Pacific Radiance's current liabilities also exceeded its current assets by about US$145.2 million, with its total liabilities exceeding total assets by the same amount. PHOTO: PACIFIC RADIANCE

SINGAPORE - The independent auditor of offshore marine company, Pacific Radiance, has issued a disclaimer of opinion on the group's financial statements for the year ended Dec 31, 2018, citing it is unable to obtain sufficient evidence to conclude whether the company's going concern assumption is appropriate.

In Pacific Radiance's annual report released on Thursday (April 11), Ernst & Young (EY) noted that the group's financial statements have been prepared under a going concern assumption, as directors believe that the group will be able to successfully complete its restructuring exercise.

"However, we are unable to obtain sufficient appropriate evidence to conclude whether the use of the going concern assumption to prepare these financial statements is appropriate, as the outcome of the restructuring exercise has yet to be concluded satisfactorily at the date of these financial statements, and is inherently uncertain," EY said.

It also noted that if the going concern assumption is not appropriate, and the financial statements were presented on a realisation basis, the carrying value of the assets and liabilities may be materially different from that currently recorded in the balance sheet.

The group and the company may also have to reclassify its non-current assets as current assets, and non-current liabilities as current liabilities. No such adjustments have been made to these financial statements, EY noted.

As at the end of last year, the group's current liabilities exceeded its current assets by US$486.8 million, and its total liabilities exceeded total assets by US$158.5 million. The group also posted a full-year net loss of US$101.2 million for the year ended Dec 31, which included impairment charges of US$53.6 million, and generated a negative operating cash flow of US$8.58 million.

The company's current liabilities also exceeded its current assets by about US$145.2 million, with its total liabilities exceeding total assets by the same amount.

As at Dec 31, the group had assets with a carrying value of US$300.3 million that have been mortgaged to banks to secure the group's bank loans, EY noted.

In 2017, the group breached certain terms of the bank loans, and commenced discussion with bank lenders and potential investors in relation to the restructuring of its borrowings and capital structure. The group had an informal arrangement with major lenders to temporarily suspend certain debt obligations, and discussions with bank lenders and potential investors are still ongoing.

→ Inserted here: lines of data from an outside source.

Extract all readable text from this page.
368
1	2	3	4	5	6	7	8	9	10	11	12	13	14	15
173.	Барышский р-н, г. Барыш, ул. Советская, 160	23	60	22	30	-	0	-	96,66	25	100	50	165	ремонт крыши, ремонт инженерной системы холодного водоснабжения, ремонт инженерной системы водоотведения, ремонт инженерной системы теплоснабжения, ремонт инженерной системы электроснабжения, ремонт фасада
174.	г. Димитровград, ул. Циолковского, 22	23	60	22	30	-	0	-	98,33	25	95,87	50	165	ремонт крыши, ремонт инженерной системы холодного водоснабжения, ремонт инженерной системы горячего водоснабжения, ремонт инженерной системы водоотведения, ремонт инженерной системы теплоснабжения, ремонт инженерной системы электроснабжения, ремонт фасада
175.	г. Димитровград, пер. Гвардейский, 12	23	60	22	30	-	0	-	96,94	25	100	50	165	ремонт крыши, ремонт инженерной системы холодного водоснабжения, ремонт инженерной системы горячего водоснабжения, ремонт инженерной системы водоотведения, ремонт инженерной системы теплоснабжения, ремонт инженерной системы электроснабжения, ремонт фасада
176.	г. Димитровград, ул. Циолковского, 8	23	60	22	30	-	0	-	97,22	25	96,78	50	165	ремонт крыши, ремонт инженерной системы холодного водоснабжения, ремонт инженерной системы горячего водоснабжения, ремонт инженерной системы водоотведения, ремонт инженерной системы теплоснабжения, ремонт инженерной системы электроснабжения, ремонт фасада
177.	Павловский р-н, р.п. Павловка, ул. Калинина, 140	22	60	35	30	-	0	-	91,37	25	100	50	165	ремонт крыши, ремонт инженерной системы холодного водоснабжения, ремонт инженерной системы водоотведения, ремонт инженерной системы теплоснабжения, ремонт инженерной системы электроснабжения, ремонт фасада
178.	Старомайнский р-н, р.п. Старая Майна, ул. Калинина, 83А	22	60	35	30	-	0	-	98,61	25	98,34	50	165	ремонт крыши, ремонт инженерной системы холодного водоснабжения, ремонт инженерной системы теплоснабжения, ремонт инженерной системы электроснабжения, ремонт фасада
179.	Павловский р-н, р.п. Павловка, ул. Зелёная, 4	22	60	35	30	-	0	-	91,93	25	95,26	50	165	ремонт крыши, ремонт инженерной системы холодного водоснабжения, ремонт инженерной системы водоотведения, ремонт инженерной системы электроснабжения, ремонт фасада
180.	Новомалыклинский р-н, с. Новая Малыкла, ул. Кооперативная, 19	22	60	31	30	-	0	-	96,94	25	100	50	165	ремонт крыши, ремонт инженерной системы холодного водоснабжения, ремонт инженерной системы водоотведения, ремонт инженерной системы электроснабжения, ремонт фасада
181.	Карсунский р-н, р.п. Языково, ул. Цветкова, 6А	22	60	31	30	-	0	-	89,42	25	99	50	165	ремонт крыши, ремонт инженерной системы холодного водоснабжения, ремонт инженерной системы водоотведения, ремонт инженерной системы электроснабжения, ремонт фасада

A vendor had also filed winding up applications with the Singapore High Court against certain entities of the group in relation to statutory demands for payment for services during the current financial year. The Court has granted moratoria which have been extended to April 18.

Separately, the group has also received an alternative restructuring proposal and has executed a binding term sheet with parties who control vessel owning and logistics services entities. However, the alternative restructuring proposal is subject to regulatory and shareholders' approval as well as successful debt restructuring among other things. The group is in the process of completing its due diligence and in discussion with bank lenders on the restructuring proposals, EY noted.

"These factors give rise to material uncertainties on the appropriateness of the use of the going concern assumption in the preparation of the accompanying financial statements of the group and the company," EY said.

Trading of the company's securities on the Singapore bourse has been voluntarily suspended on Feb 28, 2018.